From "September money and credit growth surprised the market on the upside" by Yu Song and Helen Qiao, Goldman Sachs economists, October 13
We see the rebound in credit growth as a clear sign that monetary authorities have changed their policy stance in September. Our channel checks with commercial banks suggest loan levels once reached an even higher level within September and were subsequently cut down because of window guidance by the People’s Bank of China (PBoC) and end-of-the-quarter loan/deposit ratio requirements by the China Banking Regulatory Commission (CBRC). We believe the PBoC’s stepped-up window guidance and subsequent reserve requirement ratio hike for six banks was only responding to a prior loosening, which resulted in what they viewed as overly rapid credit growth. We expect the monetary authorities will likely keep credit growth relatively stable going forward instead of tightening it very aggressively given activity growth has only started to recover following the stealth loosening from July … We believe the government is more likely to treat the RMB7.5 trillion (US$1.12 trillion) target flexibly and allow a higher level of say RMB500 billion per month, which implies close to RMB8 trillion of loans. Barring dramatic changes in FX inflows and external demand, we believe this level of credit growth should provide a sufficient amount of liquidity to keep the recovery in activity growth on track.

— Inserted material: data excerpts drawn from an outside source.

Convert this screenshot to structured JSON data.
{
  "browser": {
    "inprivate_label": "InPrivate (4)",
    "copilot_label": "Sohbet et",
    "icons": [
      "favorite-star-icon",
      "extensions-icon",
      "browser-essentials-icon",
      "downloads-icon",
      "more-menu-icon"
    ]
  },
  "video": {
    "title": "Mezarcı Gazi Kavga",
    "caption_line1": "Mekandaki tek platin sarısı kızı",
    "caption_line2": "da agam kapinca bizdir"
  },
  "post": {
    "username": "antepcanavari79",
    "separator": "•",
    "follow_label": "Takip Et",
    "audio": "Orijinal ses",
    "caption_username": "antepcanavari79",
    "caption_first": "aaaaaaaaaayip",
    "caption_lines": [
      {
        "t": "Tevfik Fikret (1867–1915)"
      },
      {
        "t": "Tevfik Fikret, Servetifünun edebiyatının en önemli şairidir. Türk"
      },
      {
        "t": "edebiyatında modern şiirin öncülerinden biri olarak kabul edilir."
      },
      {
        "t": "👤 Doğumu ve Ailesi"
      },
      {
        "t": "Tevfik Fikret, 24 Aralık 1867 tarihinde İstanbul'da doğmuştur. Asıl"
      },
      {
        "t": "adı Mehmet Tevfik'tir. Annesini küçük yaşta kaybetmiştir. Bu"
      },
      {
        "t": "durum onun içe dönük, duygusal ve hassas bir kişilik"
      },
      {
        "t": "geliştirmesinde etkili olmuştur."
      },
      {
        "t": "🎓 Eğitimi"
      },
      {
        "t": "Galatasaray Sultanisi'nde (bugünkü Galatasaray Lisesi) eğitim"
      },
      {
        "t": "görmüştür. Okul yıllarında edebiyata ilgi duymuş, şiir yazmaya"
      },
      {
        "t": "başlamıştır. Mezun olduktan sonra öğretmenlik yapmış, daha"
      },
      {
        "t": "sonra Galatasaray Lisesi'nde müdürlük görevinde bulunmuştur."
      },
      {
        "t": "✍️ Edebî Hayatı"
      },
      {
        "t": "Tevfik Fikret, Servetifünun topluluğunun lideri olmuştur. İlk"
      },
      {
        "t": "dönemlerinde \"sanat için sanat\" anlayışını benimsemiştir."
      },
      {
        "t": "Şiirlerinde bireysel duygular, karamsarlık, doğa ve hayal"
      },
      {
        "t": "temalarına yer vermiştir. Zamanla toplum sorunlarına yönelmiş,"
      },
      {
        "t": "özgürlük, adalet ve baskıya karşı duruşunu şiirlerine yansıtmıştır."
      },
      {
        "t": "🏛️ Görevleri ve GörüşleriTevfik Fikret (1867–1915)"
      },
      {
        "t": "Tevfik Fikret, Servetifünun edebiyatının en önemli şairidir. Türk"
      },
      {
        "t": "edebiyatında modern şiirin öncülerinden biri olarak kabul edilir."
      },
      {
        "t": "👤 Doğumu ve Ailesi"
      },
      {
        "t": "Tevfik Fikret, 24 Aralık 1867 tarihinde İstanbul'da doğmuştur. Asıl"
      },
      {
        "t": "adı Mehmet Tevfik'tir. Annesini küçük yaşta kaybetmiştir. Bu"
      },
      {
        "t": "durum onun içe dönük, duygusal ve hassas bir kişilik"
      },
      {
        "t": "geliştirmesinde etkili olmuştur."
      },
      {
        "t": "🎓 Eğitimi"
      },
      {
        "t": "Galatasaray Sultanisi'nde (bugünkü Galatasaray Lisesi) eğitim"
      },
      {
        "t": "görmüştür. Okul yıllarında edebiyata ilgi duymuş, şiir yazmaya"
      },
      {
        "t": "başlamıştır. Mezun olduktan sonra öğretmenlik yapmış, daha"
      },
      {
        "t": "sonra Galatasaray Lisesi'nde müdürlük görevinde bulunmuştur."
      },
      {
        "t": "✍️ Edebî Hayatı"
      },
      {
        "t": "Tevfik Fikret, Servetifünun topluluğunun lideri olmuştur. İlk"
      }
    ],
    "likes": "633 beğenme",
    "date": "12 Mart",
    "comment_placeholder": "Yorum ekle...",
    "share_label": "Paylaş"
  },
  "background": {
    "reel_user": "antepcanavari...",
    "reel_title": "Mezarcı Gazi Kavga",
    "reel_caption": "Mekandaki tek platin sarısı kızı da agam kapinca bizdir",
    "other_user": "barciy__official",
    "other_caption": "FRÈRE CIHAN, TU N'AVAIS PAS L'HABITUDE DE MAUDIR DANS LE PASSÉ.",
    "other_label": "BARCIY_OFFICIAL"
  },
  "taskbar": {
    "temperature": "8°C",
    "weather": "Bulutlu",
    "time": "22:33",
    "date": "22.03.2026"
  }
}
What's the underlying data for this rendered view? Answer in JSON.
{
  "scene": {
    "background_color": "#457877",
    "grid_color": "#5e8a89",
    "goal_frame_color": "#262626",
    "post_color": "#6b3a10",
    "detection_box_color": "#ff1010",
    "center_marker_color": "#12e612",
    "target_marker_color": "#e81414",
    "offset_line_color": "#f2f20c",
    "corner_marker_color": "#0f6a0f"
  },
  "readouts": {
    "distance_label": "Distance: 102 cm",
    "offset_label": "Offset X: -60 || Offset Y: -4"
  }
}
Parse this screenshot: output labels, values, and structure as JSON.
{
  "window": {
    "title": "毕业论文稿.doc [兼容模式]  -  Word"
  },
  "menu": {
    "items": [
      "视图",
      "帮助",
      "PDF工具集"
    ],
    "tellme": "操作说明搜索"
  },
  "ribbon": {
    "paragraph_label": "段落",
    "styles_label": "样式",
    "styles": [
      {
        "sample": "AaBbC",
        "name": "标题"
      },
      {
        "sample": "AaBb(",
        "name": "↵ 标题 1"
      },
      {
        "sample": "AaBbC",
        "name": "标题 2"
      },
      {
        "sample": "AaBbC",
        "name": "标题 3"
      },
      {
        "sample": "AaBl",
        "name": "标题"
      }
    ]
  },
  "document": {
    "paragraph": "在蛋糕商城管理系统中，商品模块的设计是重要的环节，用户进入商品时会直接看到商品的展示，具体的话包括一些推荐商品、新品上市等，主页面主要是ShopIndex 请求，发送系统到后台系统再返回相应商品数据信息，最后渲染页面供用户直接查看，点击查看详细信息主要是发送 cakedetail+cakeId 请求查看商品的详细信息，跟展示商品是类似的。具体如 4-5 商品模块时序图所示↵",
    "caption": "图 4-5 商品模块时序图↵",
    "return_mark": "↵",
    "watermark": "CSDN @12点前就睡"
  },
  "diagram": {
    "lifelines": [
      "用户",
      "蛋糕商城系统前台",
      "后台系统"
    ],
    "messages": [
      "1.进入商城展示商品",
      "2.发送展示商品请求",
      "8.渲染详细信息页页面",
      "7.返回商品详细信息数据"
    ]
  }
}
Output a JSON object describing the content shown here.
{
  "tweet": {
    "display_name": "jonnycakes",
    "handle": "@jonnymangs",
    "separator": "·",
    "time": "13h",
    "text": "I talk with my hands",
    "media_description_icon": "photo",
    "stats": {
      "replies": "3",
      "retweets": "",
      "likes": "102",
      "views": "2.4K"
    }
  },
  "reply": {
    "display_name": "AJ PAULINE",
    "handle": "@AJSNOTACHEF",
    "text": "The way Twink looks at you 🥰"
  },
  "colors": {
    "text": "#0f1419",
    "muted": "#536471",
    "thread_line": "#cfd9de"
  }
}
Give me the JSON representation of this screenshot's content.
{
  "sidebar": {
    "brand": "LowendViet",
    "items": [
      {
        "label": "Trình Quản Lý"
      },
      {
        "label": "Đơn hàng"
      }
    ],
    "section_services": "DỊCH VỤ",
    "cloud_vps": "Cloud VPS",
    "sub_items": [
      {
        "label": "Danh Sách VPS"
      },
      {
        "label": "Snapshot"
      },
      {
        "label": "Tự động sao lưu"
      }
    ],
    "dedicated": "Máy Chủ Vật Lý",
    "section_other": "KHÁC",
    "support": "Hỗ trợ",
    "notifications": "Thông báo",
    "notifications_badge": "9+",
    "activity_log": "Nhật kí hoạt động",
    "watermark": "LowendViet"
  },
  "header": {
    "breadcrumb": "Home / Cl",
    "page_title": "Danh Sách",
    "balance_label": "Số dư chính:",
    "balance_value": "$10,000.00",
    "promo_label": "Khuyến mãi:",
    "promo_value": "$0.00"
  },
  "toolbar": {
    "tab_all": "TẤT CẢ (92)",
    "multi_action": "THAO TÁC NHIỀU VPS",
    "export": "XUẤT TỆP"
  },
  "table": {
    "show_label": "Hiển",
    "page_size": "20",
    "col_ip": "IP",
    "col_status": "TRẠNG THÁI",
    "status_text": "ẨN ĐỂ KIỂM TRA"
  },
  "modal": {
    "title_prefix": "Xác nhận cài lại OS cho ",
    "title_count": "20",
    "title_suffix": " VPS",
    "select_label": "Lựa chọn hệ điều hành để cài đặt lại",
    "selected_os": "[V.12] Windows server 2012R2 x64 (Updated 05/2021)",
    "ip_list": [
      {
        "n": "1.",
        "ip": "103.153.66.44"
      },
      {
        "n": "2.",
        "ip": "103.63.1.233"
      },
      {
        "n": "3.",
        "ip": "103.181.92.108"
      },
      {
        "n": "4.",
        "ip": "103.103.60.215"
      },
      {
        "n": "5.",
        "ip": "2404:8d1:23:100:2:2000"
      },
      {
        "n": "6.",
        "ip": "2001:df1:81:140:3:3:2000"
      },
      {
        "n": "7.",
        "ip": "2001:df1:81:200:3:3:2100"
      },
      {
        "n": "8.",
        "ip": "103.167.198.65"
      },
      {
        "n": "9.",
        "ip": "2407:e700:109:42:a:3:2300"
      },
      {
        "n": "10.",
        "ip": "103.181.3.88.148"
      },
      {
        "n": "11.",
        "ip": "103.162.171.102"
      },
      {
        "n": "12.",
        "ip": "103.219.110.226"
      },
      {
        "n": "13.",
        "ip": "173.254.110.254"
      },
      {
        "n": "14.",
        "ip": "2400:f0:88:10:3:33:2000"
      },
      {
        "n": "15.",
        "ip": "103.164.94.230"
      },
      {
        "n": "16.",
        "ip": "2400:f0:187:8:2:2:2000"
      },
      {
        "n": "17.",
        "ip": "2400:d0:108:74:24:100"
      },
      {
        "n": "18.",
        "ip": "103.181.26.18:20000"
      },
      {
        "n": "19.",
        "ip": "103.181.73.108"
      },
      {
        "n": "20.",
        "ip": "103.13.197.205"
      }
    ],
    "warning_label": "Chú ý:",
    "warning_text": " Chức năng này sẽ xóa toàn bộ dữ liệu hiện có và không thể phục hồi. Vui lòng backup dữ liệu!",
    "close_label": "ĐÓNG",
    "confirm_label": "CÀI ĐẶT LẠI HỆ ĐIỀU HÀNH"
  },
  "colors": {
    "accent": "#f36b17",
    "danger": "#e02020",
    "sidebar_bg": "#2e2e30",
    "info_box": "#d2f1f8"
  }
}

From "Chilling thoughts ahead of the 12th Five-year Plan" by Lu Ting, T.J. Bond and Zhi Xiaojia, Bank of America Merrill Lynch economists, October 15
China’s potential growth is trending down, though the pace of the slowdown could be more gradual than other Asian dragons … A year ago, we projected China’s post-crisis new normal growth rate to be 9.0%, two percentage points lower than the pre-crisis period. Two major factors are behind the inevitable slowdown: (1) Diminishing gains from institutional reforms; (2) Loss of demographic dividends. But two drivers could help buck the slowing trend: (1) Innovation as a result of increased R&D; (2) Within-country instead of outbound industrial relocation thanks to low capital base in poorer inland provinces. If assuming 10.1% growth in 2010, China posted an average 10.4% GDP growth in the last decade. In the six years post WTO accession, China registered an impressive average growth at 11.2%, with growth accelerating each year from 9.1% in 2002 to 14.2% in 2007. But such a golden time is over. Even without the global financial crisis, China’s growth was set to peak out in 2007 and drop rapidly to single digits. In the five years from 2011 to 2015, China could grow 9.0%, 9.0%, 8.5%, 8.0% and 8.0%, respectively. For the subsequent five years of 2016-20, growth might average at 7.0%. With this scenario, the Chinese economy in 2020 would be 2.1 times (in real terms) its size in 2010.